Serão destinados R$ 20 milhões para a recuperação das estruturas das cooperativas do assentamento. Os trabalhos vão ser conduzidos pelo Incra, em parceria com a Fundação Universidade Federal de Mato Grosso do Sul (UFMS).
O presidente da Arco Porã do Movimento dos Trabalhadores Rurais Sem Terra (MST), Cleiton Alexandre Valença, mencionou o otimismo de quem vive ali. “Os R$ 20 milhões que estão vindo para a reforma dos complexos, a titularização das cooperativas que nós tivemos. Isso é o mais importante.”
Crédito
Outros R$ 8,27 milhões do Crédito Instalação, garantido pelo Incra, chegarão a assentadas e assentados do estado. No caso da modalidade Fomento Mulher, o valor a ser liberado deverá ser de R$ 3,49 milhões, para 437 mulheres. A projeção para o Apoio Inicial é de algo em torno de R$ 696 mil, representando 87 famílias de 24 assentamentos localizados em 10 municípios.

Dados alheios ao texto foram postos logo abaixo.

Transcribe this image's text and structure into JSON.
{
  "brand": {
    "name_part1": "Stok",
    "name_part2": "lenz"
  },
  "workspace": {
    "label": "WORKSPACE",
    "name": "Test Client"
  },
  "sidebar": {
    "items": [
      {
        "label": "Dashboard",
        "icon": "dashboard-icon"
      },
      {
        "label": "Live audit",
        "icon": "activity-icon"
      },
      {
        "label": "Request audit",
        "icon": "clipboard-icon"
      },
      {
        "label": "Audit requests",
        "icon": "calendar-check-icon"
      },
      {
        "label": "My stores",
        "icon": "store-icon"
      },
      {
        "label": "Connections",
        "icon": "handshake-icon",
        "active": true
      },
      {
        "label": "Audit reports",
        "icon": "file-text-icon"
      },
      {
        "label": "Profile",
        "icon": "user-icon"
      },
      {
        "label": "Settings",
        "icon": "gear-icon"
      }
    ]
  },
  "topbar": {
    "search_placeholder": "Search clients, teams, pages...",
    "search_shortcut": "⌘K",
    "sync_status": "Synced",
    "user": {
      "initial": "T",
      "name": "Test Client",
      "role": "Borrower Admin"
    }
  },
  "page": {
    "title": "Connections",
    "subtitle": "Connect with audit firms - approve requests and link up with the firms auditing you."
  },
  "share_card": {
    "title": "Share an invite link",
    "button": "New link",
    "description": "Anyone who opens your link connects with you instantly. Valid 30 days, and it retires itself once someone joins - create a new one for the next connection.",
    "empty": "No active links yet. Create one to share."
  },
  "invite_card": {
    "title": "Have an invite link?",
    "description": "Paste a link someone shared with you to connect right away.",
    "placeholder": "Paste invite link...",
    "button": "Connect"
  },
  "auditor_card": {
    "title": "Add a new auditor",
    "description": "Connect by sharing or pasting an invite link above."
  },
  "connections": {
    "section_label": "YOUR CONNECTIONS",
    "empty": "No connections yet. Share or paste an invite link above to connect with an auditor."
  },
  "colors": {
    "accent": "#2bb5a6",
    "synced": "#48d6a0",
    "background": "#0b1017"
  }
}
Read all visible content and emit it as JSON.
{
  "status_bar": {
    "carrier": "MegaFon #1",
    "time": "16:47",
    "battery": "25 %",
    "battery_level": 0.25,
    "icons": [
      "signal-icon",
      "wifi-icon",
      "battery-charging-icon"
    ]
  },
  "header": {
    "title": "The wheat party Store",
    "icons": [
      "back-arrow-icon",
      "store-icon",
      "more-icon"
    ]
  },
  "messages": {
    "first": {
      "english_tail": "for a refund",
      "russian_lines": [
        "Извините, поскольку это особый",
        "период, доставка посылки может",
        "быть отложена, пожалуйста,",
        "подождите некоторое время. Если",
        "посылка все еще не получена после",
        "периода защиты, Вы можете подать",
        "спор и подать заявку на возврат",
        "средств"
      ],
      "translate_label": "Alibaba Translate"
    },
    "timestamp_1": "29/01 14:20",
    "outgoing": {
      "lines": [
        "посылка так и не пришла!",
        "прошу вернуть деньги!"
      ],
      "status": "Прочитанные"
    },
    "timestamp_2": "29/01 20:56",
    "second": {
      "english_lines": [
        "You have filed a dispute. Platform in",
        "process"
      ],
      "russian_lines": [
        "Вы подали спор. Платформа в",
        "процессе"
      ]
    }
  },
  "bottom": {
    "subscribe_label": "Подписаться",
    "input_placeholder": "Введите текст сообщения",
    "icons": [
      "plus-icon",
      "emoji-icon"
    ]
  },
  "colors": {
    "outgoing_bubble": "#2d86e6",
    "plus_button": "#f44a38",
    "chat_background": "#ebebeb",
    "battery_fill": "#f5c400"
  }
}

Somente para moradias, vão ser disponibilizados R$ 4 milhões, alcançando 42 famílias em 10 áreas de reforma agrária de seis municípios.
PAA
A assinatura de contratos do Programa de Aquisição de Alimentos (PAA) também fortalecerá a produção da agricultura familiar.
Será destinado R$ 1,39 milhão à Cooperativa dos Trabalhadores Rurais Assentados da Reforma Agrária (Cooperterra), por meio do PAA Sementes; R$ 540 mil para a Cooperativa dos Produtores do Assentamento Itamarati em Ponta Porã (Cooperai); e R$ 240 mil para a Cooperativa dos Agricultores Familiares da Itamarati (Cooperafi), ambas por meio do PAA – Compra com Doação Simultânea.
Os três investimentos alcançam 171 agricultores familiares, proporcionando a aquisição de 213 mil quilos de alimentos e sementes produzidos no assentamento Itamarati.
O público presenciouassinatura da escritura da Fazenda Che Cay, de 628 hectares, inserida no Território Quilombola Desidério Felipe de Oliveira e Picadinha, em Dourados. Com isso, a permanência de 147 famílias será assegurada.
“Isso daqui significa, para nós, dignidade, comida na mesa, justiça social e a construção de um país melhor. Isso nos dá o direito de produzir e de matar a fome do povo com comida. A gente precisa, enquanto comunidade quilombola e enquanto movimento social, construir um país melhor. E isso vai nos ajudar a construir um futuro mais digno para milhares de famílias”, pontuou a representante de Picadinha, Eva Patrícia Braga.
Mais estados
Outro destaque foi a assinatura de uma transação tributária com o Grupo João Santos que vai permitir a quitação de dívidas com a União utilizando terras como pagamento (adjudicação). Com isso, vão ser assentadas 5,7 mil famílias em duas áreas de reforma agrária a serem criadas na Paraíba, e outros 31 no Maranhão. Os imóveis somam 72,5 mil hectares.
O acordo envolveu o Incra, o MDA, a Advocacia-Geral da União (AGU) e a Procuradoria-Geral da Fazenda Nacional (PGFN).
Pronera
O Programa Nacional de Educação na Reforma Agrária (Pronera) também foi evidenciado, com informações sobre o curso de Engenharia Agronômica com ênfase em Agricultura Familiar.
O projeto, em parceria com a Universidade Estadual de Mato Grosso do Sul (UEMS), prevê 60 vagas a assentados e quilombolas.